The IL2003 dates have not been selected. I suppose we could create a poll on the Forum (of folks that may or may not end up attending). But in reality, the dates must take into consideration other factors such as 1) the HP owners' wishes, 2) the availability of facilities, and 3) the personal schedules of those that will be volunteering their time.

FYI
For IL2003 dates, I have already contacted the HP owners, and I have contacted the local tourism bureau to check on fesitvals or events that may compete for facilities and rooms. If agreeable with the team of volunteers, we will likely use the traditional weekend. I like that.

I also look forward to OK in September; a good time to go there. It will be FUN. I hope Alan and others can find a way to get the family there.
Quote
Share

John M.
John M.

August 7th, 2001, 4:47 am #9

Here is another major drawback to holding the Convention in Kenton, OK. This site is the most isolated location for any of our Highpointers Conventions. It appears to me that the closest city to Kenton with airline service is Amarillo, TX (164 miles). The next closest city is Colorado Springs (290 miles), followed by Albuquerque (331 miles), Denver (375 miles), and Oklahoma City (412 miles). There don't appear to be any other cities closer than that are big enough to have airline service.

Therefore, our biggest problem in trying to get a large attendance at our Oklahoma Convention is the isolation of the site. What can our club do about this? I want to see our club get the maximum attendance possible at every Convention.

Ken Akerman
Well, we can start by focusing on all the FUN things that the upcoming OK2002 convention will offer (and not create negatives).

I can easily imagine that the "isolation" of Black Mesa could be attractive for most urban members. This part of Oklahoma in September is an excellent place to explore. And I doubt that many members are intimidated by the distances mentioned by Ken. We are travelers.

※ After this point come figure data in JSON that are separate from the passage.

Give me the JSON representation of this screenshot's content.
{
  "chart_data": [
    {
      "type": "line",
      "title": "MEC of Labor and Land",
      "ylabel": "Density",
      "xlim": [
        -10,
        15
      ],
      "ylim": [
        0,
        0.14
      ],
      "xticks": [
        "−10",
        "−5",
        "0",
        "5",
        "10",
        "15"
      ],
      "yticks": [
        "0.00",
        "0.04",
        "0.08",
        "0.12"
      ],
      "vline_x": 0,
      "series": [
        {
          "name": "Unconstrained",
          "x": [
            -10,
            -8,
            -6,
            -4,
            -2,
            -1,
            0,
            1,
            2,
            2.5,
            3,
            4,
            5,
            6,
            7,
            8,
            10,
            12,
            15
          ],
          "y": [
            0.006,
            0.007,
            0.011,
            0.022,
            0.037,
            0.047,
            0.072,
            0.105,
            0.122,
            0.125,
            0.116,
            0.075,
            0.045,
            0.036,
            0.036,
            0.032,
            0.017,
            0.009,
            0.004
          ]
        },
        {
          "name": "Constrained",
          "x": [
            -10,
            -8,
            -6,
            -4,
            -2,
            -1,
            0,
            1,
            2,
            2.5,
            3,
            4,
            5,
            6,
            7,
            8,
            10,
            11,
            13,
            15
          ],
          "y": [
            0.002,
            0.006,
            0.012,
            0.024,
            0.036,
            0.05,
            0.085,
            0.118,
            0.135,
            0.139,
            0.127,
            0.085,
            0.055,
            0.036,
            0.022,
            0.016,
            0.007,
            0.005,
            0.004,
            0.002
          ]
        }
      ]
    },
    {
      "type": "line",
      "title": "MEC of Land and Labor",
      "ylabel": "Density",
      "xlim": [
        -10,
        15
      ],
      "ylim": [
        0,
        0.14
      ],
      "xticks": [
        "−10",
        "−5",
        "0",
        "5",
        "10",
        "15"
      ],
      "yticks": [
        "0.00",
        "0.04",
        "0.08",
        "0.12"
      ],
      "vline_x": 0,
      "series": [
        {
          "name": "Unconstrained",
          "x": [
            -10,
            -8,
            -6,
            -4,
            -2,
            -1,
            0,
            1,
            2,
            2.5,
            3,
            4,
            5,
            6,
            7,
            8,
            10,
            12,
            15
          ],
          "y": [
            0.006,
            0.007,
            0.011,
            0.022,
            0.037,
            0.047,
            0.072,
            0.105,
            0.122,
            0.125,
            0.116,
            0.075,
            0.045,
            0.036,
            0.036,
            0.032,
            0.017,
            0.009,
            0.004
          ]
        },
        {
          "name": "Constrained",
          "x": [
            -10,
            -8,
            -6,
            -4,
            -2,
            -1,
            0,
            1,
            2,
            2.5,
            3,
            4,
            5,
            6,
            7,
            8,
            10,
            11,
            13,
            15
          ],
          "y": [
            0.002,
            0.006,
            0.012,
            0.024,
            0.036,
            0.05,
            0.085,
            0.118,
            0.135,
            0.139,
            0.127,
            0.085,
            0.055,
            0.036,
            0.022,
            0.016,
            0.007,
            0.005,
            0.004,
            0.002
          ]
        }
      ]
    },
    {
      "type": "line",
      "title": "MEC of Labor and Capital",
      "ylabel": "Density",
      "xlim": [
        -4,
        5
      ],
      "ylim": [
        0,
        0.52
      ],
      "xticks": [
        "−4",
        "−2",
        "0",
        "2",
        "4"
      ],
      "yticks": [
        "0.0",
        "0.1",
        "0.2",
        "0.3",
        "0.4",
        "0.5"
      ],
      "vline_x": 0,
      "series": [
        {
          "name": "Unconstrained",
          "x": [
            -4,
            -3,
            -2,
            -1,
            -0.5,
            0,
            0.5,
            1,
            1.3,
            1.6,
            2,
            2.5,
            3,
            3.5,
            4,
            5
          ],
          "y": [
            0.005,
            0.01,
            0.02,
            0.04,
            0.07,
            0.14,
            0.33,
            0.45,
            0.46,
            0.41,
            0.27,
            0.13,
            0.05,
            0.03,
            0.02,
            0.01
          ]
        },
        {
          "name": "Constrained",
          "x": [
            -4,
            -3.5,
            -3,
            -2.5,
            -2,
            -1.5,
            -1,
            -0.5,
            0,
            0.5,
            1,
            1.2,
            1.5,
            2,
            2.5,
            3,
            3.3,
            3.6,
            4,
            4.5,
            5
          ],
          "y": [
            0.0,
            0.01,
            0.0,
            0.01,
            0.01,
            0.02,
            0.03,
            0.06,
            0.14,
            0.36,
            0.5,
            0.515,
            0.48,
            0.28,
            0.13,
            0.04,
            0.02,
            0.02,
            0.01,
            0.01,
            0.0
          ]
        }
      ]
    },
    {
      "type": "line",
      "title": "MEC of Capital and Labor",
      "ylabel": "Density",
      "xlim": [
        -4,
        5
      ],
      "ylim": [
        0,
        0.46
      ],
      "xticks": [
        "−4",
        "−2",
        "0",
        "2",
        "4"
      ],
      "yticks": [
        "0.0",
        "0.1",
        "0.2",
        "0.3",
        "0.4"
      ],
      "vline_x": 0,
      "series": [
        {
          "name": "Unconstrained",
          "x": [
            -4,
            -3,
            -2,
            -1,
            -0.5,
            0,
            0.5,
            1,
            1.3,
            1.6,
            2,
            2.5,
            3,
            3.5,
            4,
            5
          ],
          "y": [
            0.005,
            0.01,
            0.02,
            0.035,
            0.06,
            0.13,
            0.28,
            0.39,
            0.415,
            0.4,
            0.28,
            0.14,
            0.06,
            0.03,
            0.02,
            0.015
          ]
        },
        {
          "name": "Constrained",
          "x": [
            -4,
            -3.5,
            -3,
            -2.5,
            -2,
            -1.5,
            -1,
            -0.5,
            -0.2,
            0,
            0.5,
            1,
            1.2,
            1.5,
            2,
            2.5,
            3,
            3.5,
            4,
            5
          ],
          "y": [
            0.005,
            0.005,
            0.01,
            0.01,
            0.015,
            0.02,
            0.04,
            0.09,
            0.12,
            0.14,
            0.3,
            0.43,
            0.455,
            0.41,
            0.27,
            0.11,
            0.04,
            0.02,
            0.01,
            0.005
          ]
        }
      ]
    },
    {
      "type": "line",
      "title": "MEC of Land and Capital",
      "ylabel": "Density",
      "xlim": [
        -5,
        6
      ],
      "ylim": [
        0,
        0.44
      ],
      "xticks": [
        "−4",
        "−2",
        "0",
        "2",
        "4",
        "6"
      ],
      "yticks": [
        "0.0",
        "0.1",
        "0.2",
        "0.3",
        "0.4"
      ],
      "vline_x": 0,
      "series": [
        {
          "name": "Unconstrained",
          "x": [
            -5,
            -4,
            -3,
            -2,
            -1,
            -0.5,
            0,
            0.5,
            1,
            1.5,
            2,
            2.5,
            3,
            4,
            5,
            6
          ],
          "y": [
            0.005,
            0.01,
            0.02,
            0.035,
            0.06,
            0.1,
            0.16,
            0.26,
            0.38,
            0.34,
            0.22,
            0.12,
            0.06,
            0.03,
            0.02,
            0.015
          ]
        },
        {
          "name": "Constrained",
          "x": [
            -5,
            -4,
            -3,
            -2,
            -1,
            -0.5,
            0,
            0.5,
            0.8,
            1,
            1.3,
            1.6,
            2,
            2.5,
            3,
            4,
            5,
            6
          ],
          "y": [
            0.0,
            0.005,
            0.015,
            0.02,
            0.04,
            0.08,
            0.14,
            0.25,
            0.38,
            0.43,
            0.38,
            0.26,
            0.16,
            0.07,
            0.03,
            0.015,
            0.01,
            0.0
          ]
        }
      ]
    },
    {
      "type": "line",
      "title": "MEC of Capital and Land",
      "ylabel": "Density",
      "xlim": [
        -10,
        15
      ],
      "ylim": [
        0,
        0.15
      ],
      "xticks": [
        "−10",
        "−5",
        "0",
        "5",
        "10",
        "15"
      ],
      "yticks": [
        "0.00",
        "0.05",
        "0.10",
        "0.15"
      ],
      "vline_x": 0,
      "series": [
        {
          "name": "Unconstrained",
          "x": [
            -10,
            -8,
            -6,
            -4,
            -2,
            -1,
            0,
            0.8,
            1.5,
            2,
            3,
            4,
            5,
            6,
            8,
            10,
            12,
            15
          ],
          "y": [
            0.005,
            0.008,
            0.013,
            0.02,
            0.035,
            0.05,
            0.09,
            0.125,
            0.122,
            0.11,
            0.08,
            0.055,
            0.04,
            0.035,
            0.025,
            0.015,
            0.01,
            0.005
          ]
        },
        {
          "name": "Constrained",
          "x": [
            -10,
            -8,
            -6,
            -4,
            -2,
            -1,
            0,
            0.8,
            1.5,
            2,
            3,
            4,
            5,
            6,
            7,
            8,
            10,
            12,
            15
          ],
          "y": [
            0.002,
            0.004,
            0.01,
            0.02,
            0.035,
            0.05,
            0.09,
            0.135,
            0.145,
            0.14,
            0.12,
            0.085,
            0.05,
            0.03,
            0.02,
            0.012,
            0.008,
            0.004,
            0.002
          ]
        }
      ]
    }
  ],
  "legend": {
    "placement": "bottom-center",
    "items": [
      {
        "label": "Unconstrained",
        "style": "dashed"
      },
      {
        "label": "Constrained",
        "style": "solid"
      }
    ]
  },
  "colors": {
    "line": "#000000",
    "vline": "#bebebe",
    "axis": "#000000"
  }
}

Every site has some drawbacks. But every site has numerous postitives. Just attending and greeting each is good enough reason!
Quote
Share

Ken Akerman
Ken Akerman

August 7th, 2001, 5:18 am #10

All of the highly active Highpointers that I know will not be deterred by the isolation of any site. We all travel many miles to get to high points and other interesting locations, many of which are even more isolated than Black Mesa. One of the great things that I like about Highpointing is that it has given me an opportunity to see many parts of the USA that I wouldn't have seen otherwise, and it has enabled me to see a lot more of the USA than just the populated areas.

While the isolation of the site may deter some casual Highpointers, the isolation of Black Mesa may be more appealing to an equal or greater number of avid members of the Club.